The Department of Justice has recently released a white paper detailing what it believes to be the scope of the president’s authority to kill Americans suspected of being members of al Qaeda—killings that are usually conducted via drones. The white paper argues that the killing of such suspects does not violate due process or the Fourth Amendment, claims that a lethal operation against such suspects does not violate the tenets of Executive Order 12333 (which among other things, prohibits assassinations), and states that the power to kill such suspects can take place “away from the zone of active hostilities.” Additionally, the president can authorize legal force against an American citizen located in a foreign country that either gives its consent to a legal operation, or “after a determination that the host nation is unable or unwilling to suppress the threat posed by the individual targeted.” A suspected American terrorist can be killed outside of the United States if the suspect “poses an imminent threat of violent attack against the United States,” but this “does not require the United States to have clear evidence that a specific attack on U.S. persons or interests will take place in the near future.”

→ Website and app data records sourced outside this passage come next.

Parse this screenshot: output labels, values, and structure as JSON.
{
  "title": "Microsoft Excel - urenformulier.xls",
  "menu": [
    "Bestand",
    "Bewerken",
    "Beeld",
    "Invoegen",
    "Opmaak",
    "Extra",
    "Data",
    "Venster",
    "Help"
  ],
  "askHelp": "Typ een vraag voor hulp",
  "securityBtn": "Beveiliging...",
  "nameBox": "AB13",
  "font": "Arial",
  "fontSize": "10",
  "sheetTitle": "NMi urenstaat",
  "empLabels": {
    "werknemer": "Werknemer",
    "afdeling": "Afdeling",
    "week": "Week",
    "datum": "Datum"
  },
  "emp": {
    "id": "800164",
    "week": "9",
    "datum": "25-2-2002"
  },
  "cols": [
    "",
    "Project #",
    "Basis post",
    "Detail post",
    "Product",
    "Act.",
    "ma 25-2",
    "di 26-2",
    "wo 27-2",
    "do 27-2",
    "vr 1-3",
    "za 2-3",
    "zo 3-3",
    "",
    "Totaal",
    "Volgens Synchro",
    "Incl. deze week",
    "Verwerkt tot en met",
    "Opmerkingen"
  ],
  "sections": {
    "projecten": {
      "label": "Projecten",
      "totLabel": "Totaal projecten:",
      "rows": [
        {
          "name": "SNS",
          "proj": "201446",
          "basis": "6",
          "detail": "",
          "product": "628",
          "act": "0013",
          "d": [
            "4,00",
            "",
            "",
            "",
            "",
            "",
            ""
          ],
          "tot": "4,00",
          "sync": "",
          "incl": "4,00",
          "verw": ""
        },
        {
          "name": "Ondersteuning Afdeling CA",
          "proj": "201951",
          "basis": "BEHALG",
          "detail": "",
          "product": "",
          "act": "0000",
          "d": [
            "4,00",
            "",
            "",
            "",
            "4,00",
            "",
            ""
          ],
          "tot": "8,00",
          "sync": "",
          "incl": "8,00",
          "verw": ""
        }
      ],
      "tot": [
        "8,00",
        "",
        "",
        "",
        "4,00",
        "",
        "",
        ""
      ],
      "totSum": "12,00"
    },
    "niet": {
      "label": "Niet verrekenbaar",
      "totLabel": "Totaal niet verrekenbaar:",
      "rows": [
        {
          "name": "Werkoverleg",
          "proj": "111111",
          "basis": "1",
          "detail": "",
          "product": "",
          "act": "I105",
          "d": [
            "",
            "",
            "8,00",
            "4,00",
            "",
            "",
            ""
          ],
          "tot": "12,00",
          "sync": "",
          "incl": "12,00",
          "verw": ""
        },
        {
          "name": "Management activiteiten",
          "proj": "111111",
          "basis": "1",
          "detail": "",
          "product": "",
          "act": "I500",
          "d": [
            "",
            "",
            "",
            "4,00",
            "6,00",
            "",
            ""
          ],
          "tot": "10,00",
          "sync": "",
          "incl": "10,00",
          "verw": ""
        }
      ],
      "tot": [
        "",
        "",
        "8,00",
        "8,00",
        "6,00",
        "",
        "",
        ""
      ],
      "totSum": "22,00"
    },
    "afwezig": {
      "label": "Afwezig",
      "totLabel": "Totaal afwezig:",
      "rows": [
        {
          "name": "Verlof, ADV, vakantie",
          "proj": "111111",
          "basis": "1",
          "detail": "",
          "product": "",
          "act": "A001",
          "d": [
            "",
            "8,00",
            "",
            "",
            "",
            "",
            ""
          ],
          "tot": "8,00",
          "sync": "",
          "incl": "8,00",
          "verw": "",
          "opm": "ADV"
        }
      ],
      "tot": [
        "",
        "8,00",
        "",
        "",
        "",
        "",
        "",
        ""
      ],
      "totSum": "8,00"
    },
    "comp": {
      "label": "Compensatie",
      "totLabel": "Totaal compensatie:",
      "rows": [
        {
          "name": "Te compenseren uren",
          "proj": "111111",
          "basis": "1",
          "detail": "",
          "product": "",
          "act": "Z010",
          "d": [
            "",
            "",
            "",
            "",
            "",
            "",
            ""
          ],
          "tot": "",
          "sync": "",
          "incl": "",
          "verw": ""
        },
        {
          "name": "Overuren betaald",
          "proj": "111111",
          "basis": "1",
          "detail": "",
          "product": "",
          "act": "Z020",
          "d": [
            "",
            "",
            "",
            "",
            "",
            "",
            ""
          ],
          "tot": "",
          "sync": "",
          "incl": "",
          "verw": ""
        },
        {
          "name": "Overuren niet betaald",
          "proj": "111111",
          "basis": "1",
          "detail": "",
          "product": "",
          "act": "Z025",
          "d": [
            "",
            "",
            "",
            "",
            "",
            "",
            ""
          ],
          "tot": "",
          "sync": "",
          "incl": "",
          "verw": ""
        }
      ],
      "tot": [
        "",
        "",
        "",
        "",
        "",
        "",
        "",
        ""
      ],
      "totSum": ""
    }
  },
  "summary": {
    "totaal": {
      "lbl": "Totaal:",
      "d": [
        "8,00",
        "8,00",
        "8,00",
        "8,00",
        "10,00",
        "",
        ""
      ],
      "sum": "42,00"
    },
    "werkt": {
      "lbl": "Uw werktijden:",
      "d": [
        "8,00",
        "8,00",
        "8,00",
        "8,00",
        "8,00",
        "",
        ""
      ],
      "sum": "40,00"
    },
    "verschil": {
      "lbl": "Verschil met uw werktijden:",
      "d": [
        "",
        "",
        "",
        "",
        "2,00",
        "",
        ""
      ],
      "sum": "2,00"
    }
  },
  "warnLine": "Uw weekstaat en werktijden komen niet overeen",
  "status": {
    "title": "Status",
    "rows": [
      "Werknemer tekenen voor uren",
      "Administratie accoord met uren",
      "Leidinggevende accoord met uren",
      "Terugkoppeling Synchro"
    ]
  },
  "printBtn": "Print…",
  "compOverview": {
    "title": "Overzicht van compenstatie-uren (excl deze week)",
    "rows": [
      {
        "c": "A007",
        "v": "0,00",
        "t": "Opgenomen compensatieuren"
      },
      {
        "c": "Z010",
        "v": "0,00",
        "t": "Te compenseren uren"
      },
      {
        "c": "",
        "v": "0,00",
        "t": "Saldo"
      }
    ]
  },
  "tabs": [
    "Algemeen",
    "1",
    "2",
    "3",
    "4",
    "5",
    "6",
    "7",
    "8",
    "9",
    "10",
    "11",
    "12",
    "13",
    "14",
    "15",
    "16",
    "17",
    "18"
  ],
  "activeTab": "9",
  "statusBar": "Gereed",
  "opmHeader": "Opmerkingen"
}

The white paper has prompted spirited reaction. Indiana University law professor Gerald Magliocca argues that it is too easy to authorize a lethal drone operation because it is not clear who qualifies as “an informed high-level official” for the purposes of determining that “a targeted individual poses an imminent threat of violent attack against the United States,” and because the language of the white paper might suggest that only one such “high-level official” is needed to issue such a determination. George Washington University law professor Jeffrey Rosen claims that the administration’s arguments do not pass constitutional muster. Harvard law professor Jack Goldsmith states that while “[t]here is little of substance that is new in the White Paper,” the white paper “does reveal problems in the administration’s political and legal strategy for conducting drone strikes, especially against American citizens,” including “excessive secrecy.” Goldsmith also argues that we need “a new framework statute” that would “define the scope of the new war, the authorities and limitations on presidential power, and forms of review of the president’s actions.” Goldsmith’s call for a new framework is echoed by former secretary of defense Robert Gates, who has argued for the creation of a “third group” that would inform Congress and intelligence communities about drone strikes, thus creating more oversight for the process.

Some have argued that the best “form of review” of the president’s actions would be found in a FISA-like court charged with the responsibility to authorize lethal operations against Americans suspected of being members of al Qaeda (much as the FISA court is charged with the responsibility of authorizing surveillance warrants at the request of federal law enforcement agencies). But as Robert Chesney, a law professor at the University of Texas, Austin notes, “some judges want absolutely nothing to do with” the process of reviewing whether certain Americans ought to be marked for death, and even if they do, judicial oversight may be constitutionally and procedurally problematic.

So perhaps a different “form of review” is required. One such alternative mechanism might be to empower the President’s Intelligence Advisory Board to serve as a check against any overreach of presidential power in targeting American suspects for killing.

As currently constituted, the PIAB is “an independent element within the Executive Office of the President.” But to truly establish the entity’s independence from the office of the presidency, Congress should pass and the president should sign legislation reconstituting the PIAB as a Federal Intelligence Commission, and making it an independent regulatory agency, much as the Federal Election Commission is. Members of the new FIC must be nominated by the president and must undergo Senate confirmation—thus allowing for congressional oversight of the FIC’s activities.

When the president’s national security team determines that an American citizen suspected of involvement with al Qaeda may be the target of a lethal operation, that finding will have to be forwarded to the FIC for review. The FIC may then issue its blanket approval or disapproval, or propose amendments and modifications to the finding. At that point, both the determination of the president’s national security team and those of the FIC will be forwarded to the president, who may invite his national security team and members of the FIC to debate their respective findings in meetings with him. In the event that the president overrules any limitations on the part of the FIC on the findings of his national security team, his administration must inform the House and Senate Intelligence Committees that the president has undertaken actions that exceed the recommendations of the FIC. This may prompt oversight hearings that may occur in closed session as might be necessary to safeguard national security secrets.

Empowering an independent agency to act as a check against presidential power and allowing for greater congressional oversight in the process is a good way to ensure the drone program is not being abused, and may help the administration win over congressional skeptics of the drone program through discussions at oversight hearings. For these reasons, the Obama administration should support more checks on the drone program, and should encourage Congress to authorize such checks via legislation.

Pejman Yousefzadeh is an attorney in the Chicago area. He writes on law and public policy at his eponymous blog.